Elder David Montgomery wrote:
"Elder R (Respass) was a father figure to Elder H (S. Hassell) and so naturally, Elder R’s thoughts and interpretations would have a significant meaning and value to Elder H. After Elder R died in 1895, the ownership of The Gospel Messenger passed to Elder H (Brother Hassell had been an assistant editor for a few years before). We see in the beginning years of his editorship, Brother H penned articles with the same theological bent as Brother R had before, but as the years passed, things changed. In the last decade of his life (1920’s) we read Elder Hassell writing articles advocating time salvation, conditional blessings and curses on God’s elect, and other subjects along the same lines. Why this shift? I will list a few possibilities." ("About Old Writings" - see here)

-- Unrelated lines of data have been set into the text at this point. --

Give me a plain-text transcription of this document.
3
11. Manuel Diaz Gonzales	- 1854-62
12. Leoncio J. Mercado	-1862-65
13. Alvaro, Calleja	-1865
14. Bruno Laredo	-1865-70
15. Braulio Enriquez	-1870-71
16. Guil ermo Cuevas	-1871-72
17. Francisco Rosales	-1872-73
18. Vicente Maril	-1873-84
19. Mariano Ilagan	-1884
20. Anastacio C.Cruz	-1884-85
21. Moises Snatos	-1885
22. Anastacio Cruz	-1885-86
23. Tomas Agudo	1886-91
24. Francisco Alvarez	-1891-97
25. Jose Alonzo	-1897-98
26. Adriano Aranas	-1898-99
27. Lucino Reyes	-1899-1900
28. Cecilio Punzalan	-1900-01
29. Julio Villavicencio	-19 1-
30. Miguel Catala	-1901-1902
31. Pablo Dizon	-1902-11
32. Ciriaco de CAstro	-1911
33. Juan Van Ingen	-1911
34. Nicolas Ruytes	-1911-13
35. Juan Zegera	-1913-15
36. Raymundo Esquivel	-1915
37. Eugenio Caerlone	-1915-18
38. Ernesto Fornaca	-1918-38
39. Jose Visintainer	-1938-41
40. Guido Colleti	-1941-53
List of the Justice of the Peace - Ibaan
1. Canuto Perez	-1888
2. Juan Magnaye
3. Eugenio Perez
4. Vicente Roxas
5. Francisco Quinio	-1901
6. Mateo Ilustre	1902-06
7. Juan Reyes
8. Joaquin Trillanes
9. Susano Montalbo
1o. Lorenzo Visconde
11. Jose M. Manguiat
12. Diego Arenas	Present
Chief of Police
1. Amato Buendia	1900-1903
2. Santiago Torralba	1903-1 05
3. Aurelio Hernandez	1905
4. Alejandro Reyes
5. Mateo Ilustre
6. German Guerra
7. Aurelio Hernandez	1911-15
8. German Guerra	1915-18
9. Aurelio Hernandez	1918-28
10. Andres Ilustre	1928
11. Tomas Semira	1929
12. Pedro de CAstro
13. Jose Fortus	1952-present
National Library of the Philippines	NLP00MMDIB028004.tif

Is not this fact interesting and revealing? Those of us who know the history of the Hardshell denomination know well what it reveals. It shows that the notion of "time salvation" was a new doctrine and did not become the chief Hardshell apologetic method for handling those passages that make faith and repentance, together with perseverance, conditions for obtaining eternal life. The concept of "time salvation" did not become an apologetic response until the Hardshells had come to reject the Gospel means position. The fact that Elder Hassell waited till the end of his life to begin promoting it is probably because he was slow to accept it, knowing that it was not in keeping with the views of the first generation of Hardshells. Hassell had begun to find ways to answer the adversaries of Hardshellism and once made this statement - "Jesus is the Great Preacher, and, by His omnipresent Spirit, He preaches His gospel savingly to His people (Isa. 61:1-3,10,11; Luke 4:16-30; Heb. 2:11,12; Psalm 110:3)."
So, "why this shift?" Is it not because the "time salvation" paradigm is a novel hybrid doctrine?